What has been your luckiest moment?
The opportunity to meet the people I’ve met since I’ve been here — Oprah Winfrey, Tom Colicchio — during the inauguration. At DC Coast, I met Russell Crowe, who was hanging out with the kitchen staff. He was a lot of fun. And cooking for Mrs. Obama, when she had a gathering here. She ate the trout with beet salad and hoecakes.
From the Chef’s Kitchen
Travis Timberlake’s lamb hoecake
Serves 4
Hoecake mix
1 cup white cornmeal
1/3 cup all-purpose flour
1 tsp. sugar
1 tsp. baking powder
1 tsp. kosher salt
2 tablespoons melted butter
Water as needed
Olive oil as needed
Preheat griddle to 350. Combine and mix together all dry ingredients in a large mixing bowl. Add the butter and mix. Add enough water to make a pancake batter consistency. Drizzle a little olive oil on the griddle. Ladle 4 tablespoons batter on the griddle and repeat as room allows. Cook on each side for 1 1/2 to 2 minutes. Set aside and reserve; repeat until the batter is used up.
Toppings
1 (10- to 12-oz.) lamb loin, cleaned
20 heirloom cherry tomatoes
1 (4-oz.) block feta cheese
Kosher salt to taste
Freshly ground black pepper to taste
4 wooden skewers
Chimichurri marinade
1 Tbsp. finely chopped parsley
1 Tbsp. finely chopped cilantro
1 Tbsp. finely chopped fresh oregano
1 Tbsp. finely chopped fresh mint
1 tsp. finely chopped fresh thyme
1 tsp. minced garlic
1 tsp. red chili flakes
2 tablespoons red wine vinegar
1/2 cup olive oil
Kosher salt to taste
Freshly ground black pepper to taste
To make the chimichurri, combine the herbs, garlic, vinegar, 1/4 cup olive oil, chili flakes, two pinches salt and mix well. Use half the chimichurri to rub on lamb loin to marinate for 1 hour.

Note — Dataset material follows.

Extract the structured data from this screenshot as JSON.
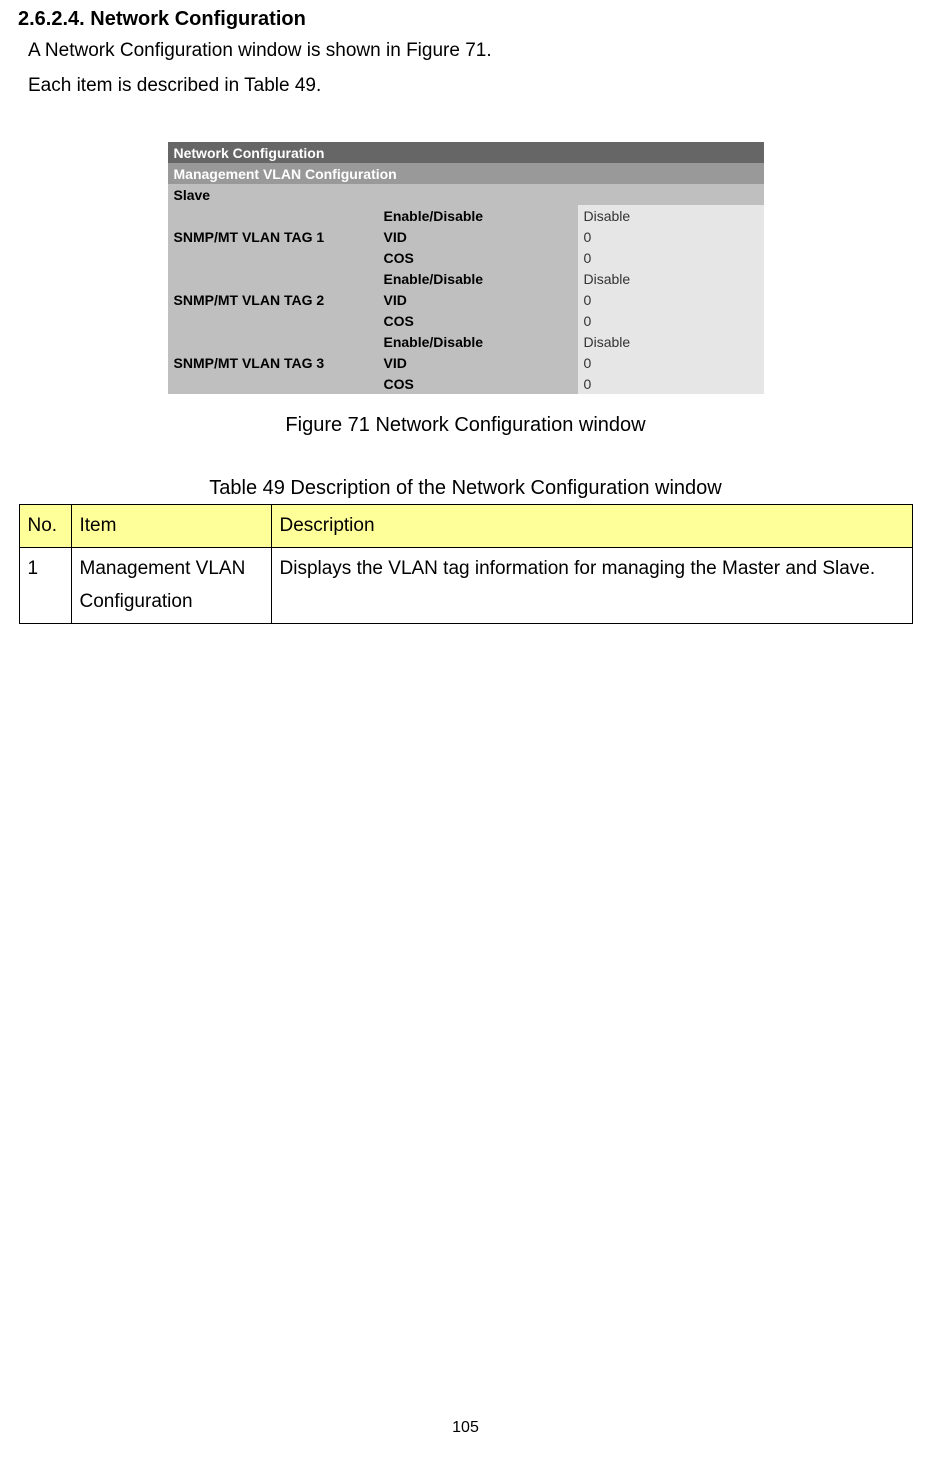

Preheat the grill to medium-high heat. Place five tomatoes on each wooden skewer.
After marinating, season the lamb loin with kosher salt and black pepper, and place on the grill. Cook for 2 minutes, then turn one-quarter way around, and cook for another 2 minutes (this is to get good grill marks and cook evenly.) Flip the loin over, and repeat the first two steps. Place the tomatoes on the grill, and grill on each side for 2 minutes.

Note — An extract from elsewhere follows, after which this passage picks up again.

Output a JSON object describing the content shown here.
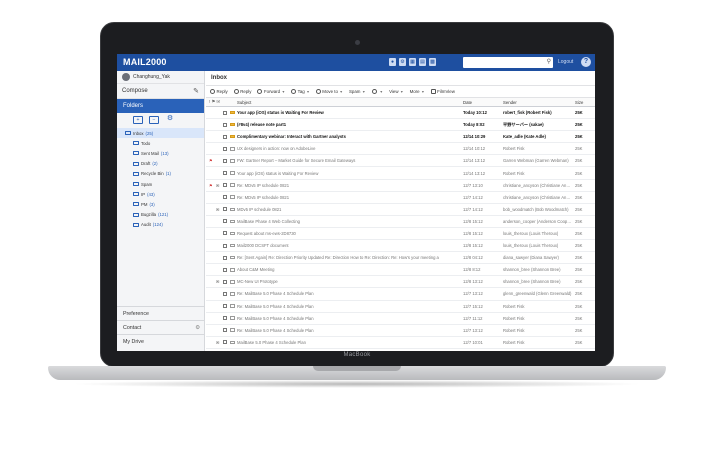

Place one hoecake on four plates. Spoon a small amount of the reserved chimichurri on each hoecake, and spread evenly. Crumble some feta over each hoecake. Remove the tomatoes from each skewer and cut each tomato in half and spread out over the hoecake. Slice the lamb and place four slices on each hoecake. Finish with some chimichurri spooned across the top of each hoecake, and serve.